Le concept de réappropriation des insultes LGBTphobes ne fait pas l’unanimité, et ce, même au sein de la communauté. J’en ai parlé autour d’un café avec Rosalie Roussel, fervente militante du concept de réappropriation des insultes. Pour Rosalie, gouine, ce n’est plus une insulte et ce n’est pas une manière de se dénigrer. Utiliser ce terme est plutôt une manière concrète de le dénuder de son sens péjoratif.
Si Rosalie voit dans cette manière d’interagir une solution, certains seront très froissés par cette pratique. En y pensant, les insultes servent à hiérarchiser et isoler des groupes. Les insultes telles que tapette, gouine ou bien fif ont un lourd passé : c’est une blessure encore à vif pour plusieurs membres de la communauté, ce qui explique une forte réticence.
Pour les non-membres de la communauté LGBT (oui, oui, ça prend une carte de membre), mais non, plus sérieusement, c’est qu’ils se voient souvent mal à l’aise et ne savent pas où se situer. On leur dit de respecter la diversité et on leur apprend que ces mots sont blessants et là, sans être mis en contexte, ils entendent deux homosexuels se traiter de tapettes comme si ça voulait dire la même chose que bonhomme de neige.

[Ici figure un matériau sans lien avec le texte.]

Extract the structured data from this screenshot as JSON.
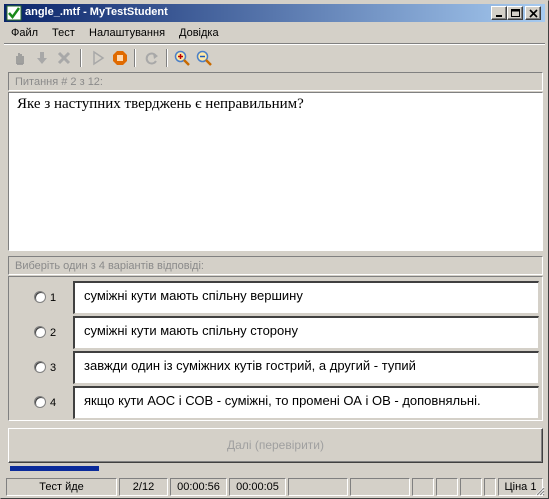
{
  "window": {
    "title": "angle_.mtf - MyTestStudent",
    "app_icon": "checkmark-icon"
  },
  "menu": [
    "Файл",
    "Тест",
    "Налаштування",
    "Довідка"
  ],
  "toolbar": {
    "icons": [
      "hand-icon",
      "arrow-down-icon",
      "close-x-icon",
      "play-icon",
      "stop-icon",
      "redo-icon",
      "zoom-in-icon",
      "zoom-out-icon"
    ],
    "accent": "#e06a00"
  },
  "question": {
    "header": "Питання # 2 з 12:",
    "text": "Яке з наступних тверджень є неправильним?"
  },
  "answers": {
    "header": "Виберіть один з 4 варіантів відповіді:",
    "options": [
      {
        "num": "1",
        "text": "суміжні кути мають спільну вершину"
      },
      {
        "num": "2",
        "text": "суміжні кути мають спільну сторону"
      },
      {
        "num": "3",
        "text": "завжди один із суміжних кутів гострий, а другий - тупий"
      },
      {
        "num": "4",
        "text": "якщо кути АОС і СОВ - суміжні, то промені ОА і ОВ - доповняльні."
      }
    ]
  },
  "next_button": "Далі (перевірити)",
  "progress": {
    "fraction": 0.1667,
    "color": "#0a2a9a"
  },
  "status": {
    "state": "Тест йде",
    "counter": "2/12",
    "elapsed": "00:00:56",
    "question_time": "00:00:05",
    "price": "Ціна 1"
  }
}
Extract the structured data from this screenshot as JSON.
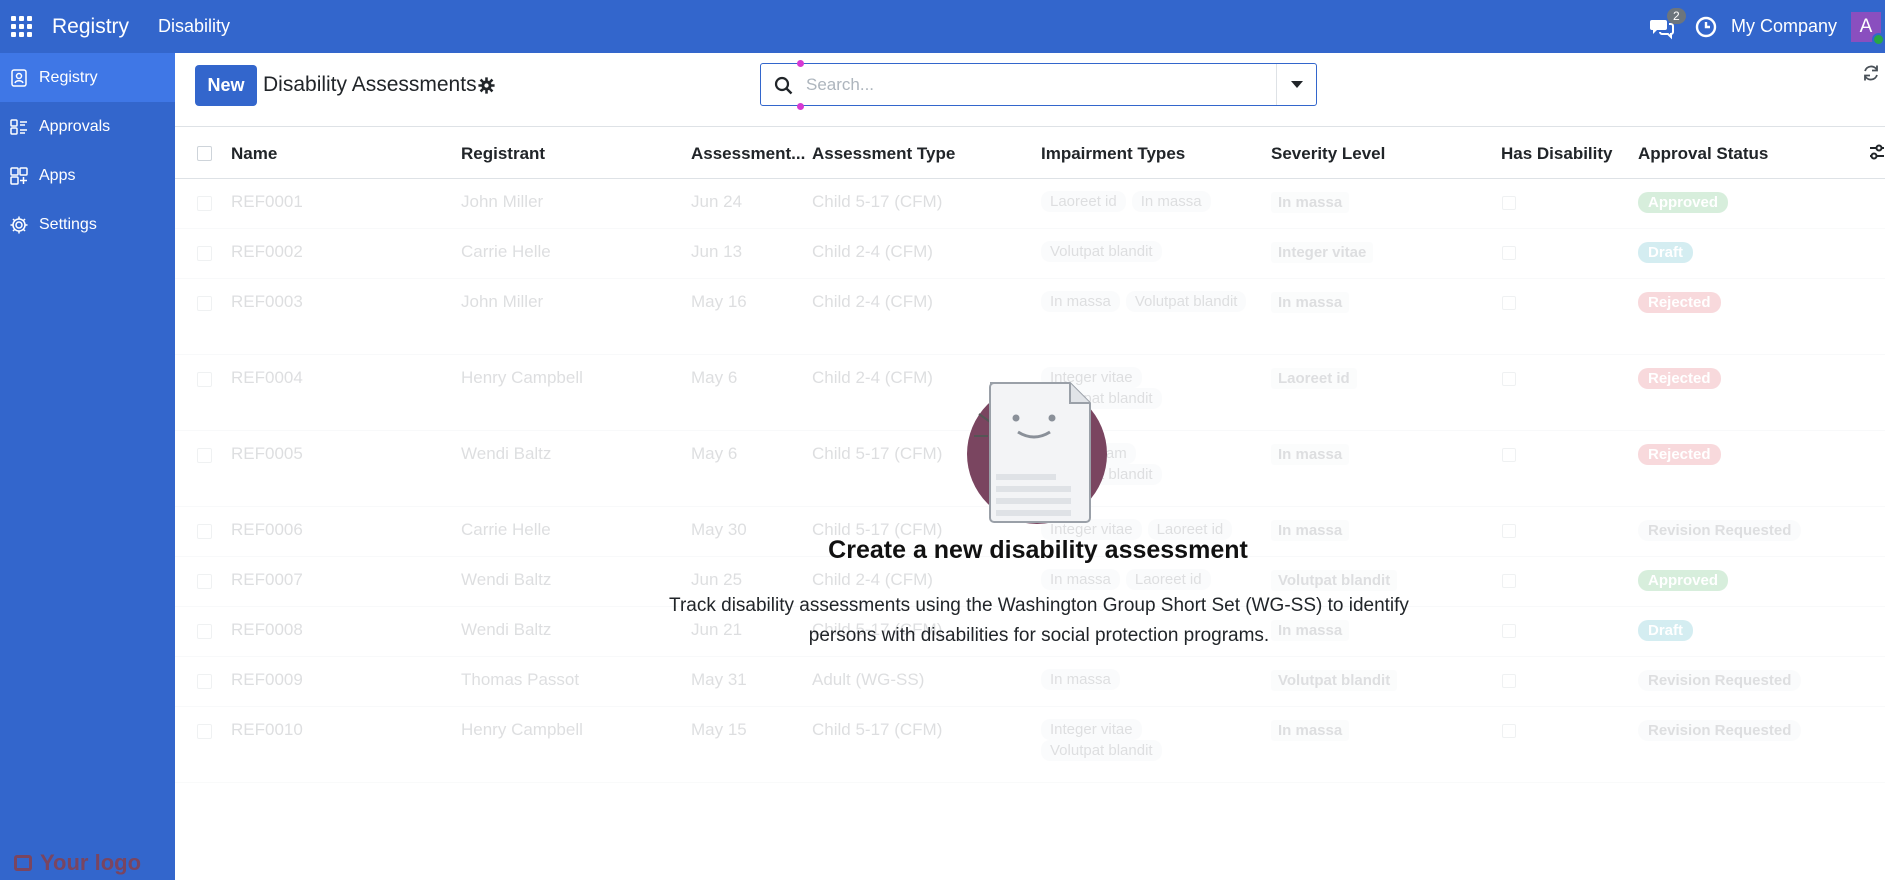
{
  "topbar": {
    "app_name": "Registry",
    "menu": "Disability",
    "notification_count": "2",
    "company": "My Company",
    "avatar_initial": "A"
  },
  "sidebar": {
    "items": [
      {
        "label": "Registry",
        "icon": "registry-icon",
        "active": true
      },
      {
        "label": "Approvals",
        "icon": "approvals-icon"
      },
      {
        "label": "Apps",
        "icon": "apps-grid-icon"
      },
      {
        "label": "Settings",
        "icon": "gear-icon"
      }
    ],
    "logo_text": "Your logo"
  },
  "control": {
    "new_label": "New",
    "title": "Disability Assessments",
    "search_placeholder": "Search..."
  },
  "table": {
    "columns": [
      "Name",
      "Registrant",
      "Assessment...",
      "Assessment Type",
      "Impairment Types",
      "Severity Level",
      "Has Disability",
      "Approval Status"
    ],
    "rows": [
      {
        "name": "REF0001",
        "registrant": "John Miller",
        "date": "Jun 24",
        "type": "Child 5-17 (CFM)",
        "impairments": [
          "Laoreet id",
          "In massa"
        ],
        "severity": "In massa",
        "status": "Approved"
      },
      {
        "name": "REF0002",
        "registrant": "Carrie Helle",
        "date": "Jun 13",
        "type": "Child 2-4 (CFM)",
        "impairments": [
          "Volutpat blandit"
        ],
        "severity": "Integer vitae",
        "status": "Draft"
      },
      {
        "name": "REF0003",
        "registrant": "John Miller",
        "date": "May 16",
        "type": "Child 2-4 (CFM)",
        "impairments": [
          "In massa",
          "Volutpat blandit"
        ],
        "severity": "In massa",
        "status": "Rejected"
      },
      {
        "name": "REF0004",
        "registrant": "Henry Campbell",
        "date": "May 6",
        "type": "Child 2-4 (CFM)",
        "impairments": [
          "Integer vitae",
          "Volutpat blandit"
        ],
        "severity": "Laoreet id",
        "status": "Rejected"
      },
      {
        "name": "REF0005",
        "registrant": "Wendi Baltz",
        "date": "May 6",
        "type": "Child 5-17 (CFM)",
        "impairments": [
          "Diam quam",
          "Volutpat blandit"
        ],
        "severity": "In massa",
        "status": "Rejected"
      },
      {
        "name": "REF0006",
        "registrant": "Carrie Helle",
        "date": "May 30",
        "type": "Child 5-17 (CFM)",
        "impairments": [
          "Integer vitae",
          "Laoreet id"
        ],
        "severity": "In massa",
        "status": "Revision Requested"
      },
      {
        "name": "REF0007",
        "registrant": "Wendi Baltz",
        "date": "Jun 25",
        "type": "Child 2-4 (CFM)",
        "impairments": [
          "In massa",
          "Laoreet id"
        ],
        "severity": "Volutpat blandit",
        "status": "Approved"
      },
      {
        "name": "REF0008",
        "registrant": "Wendi Baltz",
        "date": "Jun 21",
        "type": "Child 5-17 (CFM)",
        "impairments": [],
        "severity": "In massa",
        "status": "Draft"
      },
      {
        "name": "REF0009",
        "registrant": "Thomas Passot",
        "date": "May 31",
        "type": "Adult (WG-SS)",
        "impairments": [
          "In massa"
        ],
        "severity": "Volutpat blandit",
        "status": "Revision Requested"
      },
      {
        "name": "REF0010",
        "registrant": "Henry Campbell",
        "date": "May 15",
        "type": "Child 5-17 (CFM)",
        "impairments": [
          "Integer vitae",
          "Volutpat blandit"
        ],
        "severity": "In massa",
        "status": "Revision Requested"
      }
    ]
  },
  "empty_state": {
    "title": "Create a new disability assessment",
    "text": "Track disability assessments using the Washington Group Short Set (WG-SS) to identify persons with disabilities for social protection programs."
  },
  "colors": {
    "brand": "#3366cc",
    "sidebar_active": "#3f77e6",
    "illustration_circle": "#7a4560"
  }
}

Mais pourquoi en sommes-nous rendus là ? « Si l’on se les réapproprie, on résiste et l’on donne un nouveau sens à ces mots, on ne se sent donc plus menacés lorsqu’on les entend », me dit Rosalie. C’est logique, mais est-ce que ça ne serait pas aussi une manière de parler de sa sexualité plus facilement, de se la réapproprier et de montrer à quel point on est à l’aise avec elle ?
Pour Rosalie, lesbienne c’est un mot assez dégoutant. Elle n’est pas la seule à penser comme ça, c’est un quasi-consensus, les gens de la communauté n’apprécient pas particulièrement ce terme. Mais pourquoi ça, pour sa sonorité ? C’est une question qui mériterait qu’on s’y intéresse davantage.

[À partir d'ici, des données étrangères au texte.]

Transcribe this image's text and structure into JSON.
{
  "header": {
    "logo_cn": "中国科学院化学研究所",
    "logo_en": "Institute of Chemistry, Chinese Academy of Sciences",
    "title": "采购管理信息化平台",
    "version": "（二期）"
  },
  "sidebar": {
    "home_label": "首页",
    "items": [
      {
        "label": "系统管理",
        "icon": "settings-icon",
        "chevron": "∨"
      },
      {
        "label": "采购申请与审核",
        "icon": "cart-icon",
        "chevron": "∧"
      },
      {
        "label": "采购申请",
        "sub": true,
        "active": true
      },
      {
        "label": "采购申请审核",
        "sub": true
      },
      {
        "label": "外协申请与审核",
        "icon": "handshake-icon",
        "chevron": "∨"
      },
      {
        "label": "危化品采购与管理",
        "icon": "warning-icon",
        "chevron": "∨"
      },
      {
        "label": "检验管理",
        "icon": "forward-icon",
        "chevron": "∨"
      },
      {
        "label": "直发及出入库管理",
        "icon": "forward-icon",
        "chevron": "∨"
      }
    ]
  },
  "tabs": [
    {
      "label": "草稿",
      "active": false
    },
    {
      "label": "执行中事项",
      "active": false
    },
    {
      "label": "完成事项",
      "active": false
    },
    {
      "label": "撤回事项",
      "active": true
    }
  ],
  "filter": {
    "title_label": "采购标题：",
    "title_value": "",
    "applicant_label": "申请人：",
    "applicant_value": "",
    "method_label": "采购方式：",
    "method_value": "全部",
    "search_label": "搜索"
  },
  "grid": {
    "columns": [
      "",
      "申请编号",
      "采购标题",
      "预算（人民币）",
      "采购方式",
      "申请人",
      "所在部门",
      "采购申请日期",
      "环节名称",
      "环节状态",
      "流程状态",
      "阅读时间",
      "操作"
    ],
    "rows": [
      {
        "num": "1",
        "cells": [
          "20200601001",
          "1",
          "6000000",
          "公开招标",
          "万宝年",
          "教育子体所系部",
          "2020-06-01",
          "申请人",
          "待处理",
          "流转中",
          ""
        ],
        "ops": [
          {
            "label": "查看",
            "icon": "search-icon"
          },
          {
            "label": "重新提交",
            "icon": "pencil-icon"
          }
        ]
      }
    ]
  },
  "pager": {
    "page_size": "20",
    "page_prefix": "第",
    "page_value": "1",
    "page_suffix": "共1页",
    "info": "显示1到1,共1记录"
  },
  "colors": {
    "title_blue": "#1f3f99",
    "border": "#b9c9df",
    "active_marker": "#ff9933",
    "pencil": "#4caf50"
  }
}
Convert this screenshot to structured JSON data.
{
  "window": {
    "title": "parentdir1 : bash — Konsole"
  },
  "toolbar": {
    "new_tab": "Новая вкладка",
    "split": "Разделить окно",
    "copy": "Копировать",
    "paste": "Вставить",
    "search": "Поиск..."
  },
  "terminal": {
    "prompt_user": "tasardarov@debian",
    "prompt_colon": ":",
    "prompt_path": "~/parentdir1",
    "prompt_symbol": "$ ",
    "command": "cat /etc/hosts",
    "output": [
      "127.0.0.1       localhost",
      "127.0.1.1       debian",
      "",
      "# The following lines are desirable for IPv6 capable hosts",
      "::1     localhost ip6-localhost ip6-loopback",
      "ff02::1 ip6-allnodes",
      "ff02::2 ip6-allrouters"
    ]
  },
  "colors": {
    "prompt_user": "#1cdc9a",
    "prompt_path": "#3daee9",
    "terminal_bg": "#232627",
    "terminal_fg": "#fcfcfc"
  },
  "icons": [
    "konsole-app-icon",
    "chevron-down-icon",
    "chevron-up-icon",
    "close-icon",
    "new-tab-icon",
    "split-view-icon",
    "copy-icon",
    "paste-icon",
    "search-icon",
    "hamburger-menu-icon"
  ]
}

Mais je me demande, si l’on se met à boycotter le mot « lesbienne » et qu’on le remplace par « gouine », ne va-t-on pas empirer le cas du mot qui semble si peu ragoutant ? On ne devrait peut-être pas boycotter de mots, c’est à ce moment qu’ont créé des complexes et des malaises face à eux. L’idéal serait peut-être d’utiliser aisément chaque mot.

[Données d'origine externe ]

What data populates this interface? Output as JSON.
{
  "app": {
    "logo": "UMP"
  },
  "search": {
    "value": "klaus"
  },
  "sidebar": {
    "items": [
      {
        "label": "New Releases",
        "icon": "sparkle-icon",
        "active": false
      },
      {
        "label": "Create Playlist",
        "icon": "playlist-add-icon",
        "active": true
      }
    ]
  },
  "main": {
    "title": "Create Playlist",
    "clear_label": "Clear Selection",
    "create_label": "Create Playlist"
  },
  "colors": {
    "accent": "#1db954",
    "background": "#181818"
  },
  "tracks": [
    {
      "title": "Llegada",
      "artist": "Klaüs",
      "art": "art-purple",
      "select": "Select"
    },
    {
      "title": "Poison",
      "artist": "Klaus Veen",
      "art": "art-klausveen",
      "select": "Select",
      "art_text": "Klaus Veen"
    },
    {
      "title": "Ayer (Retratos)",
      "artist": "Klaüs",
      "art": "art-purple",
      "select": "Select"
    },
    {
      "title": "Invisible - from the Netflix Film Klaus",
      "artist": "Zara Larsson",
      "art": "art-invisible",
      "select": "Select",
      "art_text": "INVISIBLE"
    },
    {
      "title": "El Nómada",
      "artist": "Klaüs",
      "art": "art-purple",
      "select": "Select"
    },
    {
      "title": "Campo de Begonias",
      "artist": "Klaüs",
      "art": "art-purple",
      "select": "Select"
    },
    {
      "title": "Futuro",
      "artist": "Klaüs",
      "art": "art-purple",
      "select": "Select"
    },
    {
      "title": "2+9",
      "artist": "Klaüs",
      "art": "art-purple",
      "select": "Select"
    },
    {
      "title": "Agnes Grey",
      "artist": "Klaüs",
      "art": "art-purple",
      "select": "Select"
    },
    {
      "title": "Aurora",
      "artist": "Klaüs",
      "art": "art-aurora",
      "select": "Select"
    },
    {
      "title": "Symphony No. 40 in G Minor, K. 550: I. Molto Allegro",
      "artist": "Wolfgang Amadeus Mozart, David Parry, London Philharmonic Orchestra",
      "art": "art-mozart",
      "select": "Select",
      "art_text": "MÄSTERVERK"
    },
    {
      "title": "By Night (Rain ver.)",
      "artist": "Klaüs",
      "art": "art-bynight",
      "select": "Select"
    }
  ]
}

Notre époque est propice à l’explosion de plusieurs manières de voir les choses et c’est ce qu’on remarque en observant ce phénomène qui prend beaucoup d’ampleur : il est plutôt difficile à manquer! Rosalie confirme que cette attitude est très rassembleuse, qu’elle permet de se reconnaitre dans la communauté et d’avoir une unité de famille. Plusieurs seront très choqués et mal à l’aise face à ce comportement. « Ce n’est pas tout le monde qui est rendu là », confirme Rosalie. Ce qui est important, c’est de comprendre et de voir en quoi la réappropriation des insultes LGBTphobes est bénéfique pour la communauté et les raisons derrière cette attitude qui peut en déconcerter plus d’un.
Attention, attention! N’arrivez pas lundi matin au bureau en pensant pouvoir agacer vos amis de la communauté LBGTQIA2+ et les traiter de tapettes parce que maintenant, c’est in. Ce n’est pas tout le monde qui peut le faire et bien que chaque cas diffère, je vous demande de, s’il vous plait, faire preuve de jugement quant à l’utilisation de ces termes.